齐曦澜见不惯这沉默,突然笑道:“有趣,有趣,为美人退殿也算一桩佳话。只是……”他说着对冀皇后一笑,那笑容里充满了嘲弄。
冀兰装没听见,心里却有些狐疑,这启王是想激怒她吗?
可惜啊,她的怒气早被冰冷的宫殿一点点磨没了。就算仅存有一点,也最多只会在心里怨恨一下。
她冷笑,“启王爷,过了年您是不是就该离京了?”
“娘娘提醒的是。”齐曦澜哈哈一笑,转头与西鲁王说了几句,也不知说的什么,两人同时笑了起来。
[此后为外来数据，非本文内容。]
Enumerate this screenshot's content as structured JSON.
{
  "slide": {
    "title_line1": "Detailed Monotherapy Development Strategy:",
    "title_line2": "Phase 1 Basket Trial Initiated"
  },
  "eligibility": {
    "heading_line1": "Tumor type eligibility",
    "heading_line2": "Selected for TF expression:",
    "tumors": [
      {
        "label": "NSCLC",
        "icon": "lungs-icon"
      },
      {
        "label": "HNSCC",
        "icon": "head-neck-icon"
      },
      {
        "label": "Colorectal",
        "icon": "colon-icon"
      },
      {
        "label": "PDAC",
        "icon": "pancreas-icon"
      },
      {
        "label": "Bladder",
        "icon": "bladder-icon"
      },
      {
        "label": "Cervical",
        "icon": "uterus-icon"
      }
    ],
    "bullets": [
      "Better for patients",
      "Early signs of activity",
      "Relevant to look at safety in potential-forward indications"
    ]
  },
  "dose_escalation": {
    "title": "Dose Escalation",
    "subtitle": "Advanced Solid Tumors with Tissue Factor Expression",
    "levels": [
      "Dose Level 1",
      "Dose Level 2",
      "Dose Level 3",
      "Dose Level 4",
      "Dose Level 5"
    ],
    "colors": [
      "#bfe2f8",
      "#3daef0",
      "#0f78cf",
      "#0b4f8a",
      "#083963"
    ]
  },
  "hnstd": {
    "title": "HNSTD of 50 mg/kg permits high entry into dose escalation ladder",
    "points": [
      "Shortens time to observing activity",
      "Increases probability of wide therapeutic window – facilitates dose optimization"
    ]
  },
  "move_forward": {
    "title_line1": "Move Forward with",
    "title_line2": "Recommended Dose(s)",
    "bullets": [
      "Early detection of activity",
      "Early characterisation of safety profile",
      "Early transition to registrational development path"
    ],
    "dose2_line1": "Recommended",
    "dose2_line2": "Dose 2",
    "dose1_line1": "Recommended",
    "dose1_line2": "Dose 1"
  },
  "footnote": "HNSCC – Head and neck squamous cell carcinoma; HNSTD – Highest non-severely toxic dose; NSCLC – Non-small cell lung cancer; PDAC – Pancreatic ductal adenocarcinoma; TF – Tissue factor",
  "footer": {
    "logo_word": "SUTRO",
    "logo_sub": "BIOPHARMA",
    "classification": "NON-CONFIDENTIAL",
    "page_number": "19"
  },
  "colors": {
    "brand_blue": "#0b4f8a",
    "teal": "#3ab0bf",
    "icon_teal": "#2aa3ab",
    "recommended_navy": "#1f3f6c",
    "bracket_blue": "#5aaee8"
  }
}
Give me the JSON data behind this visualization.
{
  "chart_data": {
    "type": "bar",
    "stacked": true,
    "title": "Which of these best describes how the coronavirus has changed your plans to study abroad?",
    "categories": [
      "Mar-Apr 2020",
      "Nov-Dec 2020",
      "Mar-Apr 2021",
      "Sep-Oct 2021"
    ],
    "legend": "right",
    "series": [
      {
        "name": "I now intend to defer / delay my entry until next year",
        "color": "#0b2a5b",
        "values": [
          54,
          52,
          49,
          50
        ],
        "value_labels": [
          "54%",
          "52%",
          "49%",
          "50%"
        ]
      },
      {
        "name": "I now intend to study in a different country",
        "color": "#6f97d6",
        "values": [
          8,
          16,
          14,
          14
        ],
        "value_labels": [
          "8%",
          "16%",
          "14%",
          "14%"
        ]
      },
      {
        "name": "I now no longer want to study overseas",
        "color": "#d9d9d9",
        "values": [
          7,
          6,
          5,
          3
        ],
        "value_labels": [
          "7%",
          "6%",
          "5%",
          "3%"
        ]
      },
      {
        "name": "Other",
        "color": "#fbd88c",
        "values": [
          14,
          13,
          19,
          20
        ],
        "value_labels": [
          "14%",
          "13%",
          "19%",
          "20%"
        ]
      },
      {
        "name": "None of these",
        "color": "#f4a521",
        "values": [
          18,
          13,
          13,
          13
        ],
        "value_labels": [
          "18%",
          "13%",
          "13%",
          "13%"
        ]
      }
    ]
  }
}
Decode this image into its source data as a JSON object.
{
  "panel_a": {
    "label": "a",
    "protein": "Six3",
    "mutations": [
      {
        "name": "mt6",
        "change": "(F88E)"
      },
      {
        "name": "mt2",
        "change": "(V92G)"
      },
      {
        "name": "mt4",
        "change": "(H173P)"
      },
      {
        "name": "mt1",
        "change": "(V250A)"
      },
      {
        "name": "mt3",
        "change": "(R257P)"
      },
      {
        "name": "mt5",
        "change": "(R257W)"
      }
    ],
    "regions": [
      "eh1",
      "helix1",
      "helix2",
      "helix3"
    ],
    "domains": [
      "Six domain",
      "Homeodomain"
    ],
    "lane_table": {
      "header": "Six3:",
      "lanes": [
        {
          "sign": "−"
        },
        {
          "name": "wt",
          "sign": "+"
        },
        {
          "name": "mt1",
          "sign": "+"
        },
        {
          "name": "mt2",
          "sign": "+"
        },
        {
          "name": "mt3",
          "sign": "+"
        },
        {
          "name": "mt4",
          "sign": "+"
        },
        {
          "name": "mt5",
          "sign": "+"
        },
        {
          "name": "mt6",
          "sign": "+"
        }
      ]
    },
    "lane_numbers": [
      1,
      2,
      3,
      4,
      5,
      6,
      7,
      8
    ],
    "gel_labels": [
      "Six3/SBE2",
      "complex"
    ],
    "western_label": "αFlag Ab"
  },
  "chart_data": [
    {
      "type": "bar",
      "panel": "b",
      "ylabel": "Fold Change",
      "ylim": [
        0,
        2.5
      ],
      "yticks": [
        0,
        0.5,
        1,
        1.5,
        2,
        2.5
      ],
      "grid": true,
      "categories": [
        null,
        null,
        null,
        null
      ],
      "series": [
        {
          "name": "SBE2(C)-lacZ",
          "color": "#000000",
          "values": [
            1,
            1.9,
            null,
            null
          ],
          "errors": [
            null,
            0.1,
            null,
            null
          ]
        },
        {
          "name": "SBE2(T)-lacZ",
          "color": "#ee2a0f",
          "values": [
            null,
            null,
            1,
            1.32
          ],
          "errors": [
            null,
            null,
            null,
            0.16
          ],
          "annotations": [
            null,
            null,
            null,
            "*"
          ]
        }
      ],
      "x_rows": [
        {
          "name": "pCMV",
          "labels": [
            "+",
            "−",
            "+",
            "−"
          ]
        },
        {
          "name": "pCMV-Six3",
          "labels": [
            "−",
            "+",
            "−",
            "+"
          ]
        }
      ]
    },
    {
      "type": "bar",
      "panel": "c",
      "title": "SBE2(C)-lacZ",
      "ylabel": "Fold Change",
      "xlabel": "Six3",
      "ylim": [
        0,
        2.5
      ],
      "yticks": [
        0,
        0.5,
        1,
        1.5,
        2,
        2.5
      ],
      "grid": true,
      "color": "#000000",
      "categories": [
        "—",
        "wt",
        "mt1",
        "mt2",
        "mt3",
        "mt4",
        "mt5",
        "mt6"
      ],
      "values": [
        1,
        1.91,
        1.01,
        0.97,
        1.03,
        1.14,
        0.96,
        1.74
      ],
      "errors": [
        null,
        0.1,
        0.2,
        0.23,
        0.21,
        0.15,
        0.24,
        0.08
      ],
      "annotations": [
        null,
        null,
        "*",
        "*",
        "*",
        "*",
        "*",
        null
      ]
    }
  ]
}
片刻之后齐曦炎退回大殿,身上还穿着那身被李浅吐脏的衣服,明黄色的帝服上还有着一块类似血迹般红色的东西,有人猜测是西瓜做的酱,还有的觉得很像腌制的红萝卜汁。不过到底是什么,已没有答案,因为没人敢爬到皇上的脚底下去仔细瞧瞧。
宫宴继续举行,接下来就是每年的重头戏庆隆舞。
自从前年李浅表演的庆隆舞笑翻场之后,许多人对庆隆舞的要求越发高。觉得每一年都是一个样舞蹈姿势,实在没什么意思。所以一开场也没什么人看,许多人沉浸在刚才那一幕中,私下里低语,议论着皇上的性情转变。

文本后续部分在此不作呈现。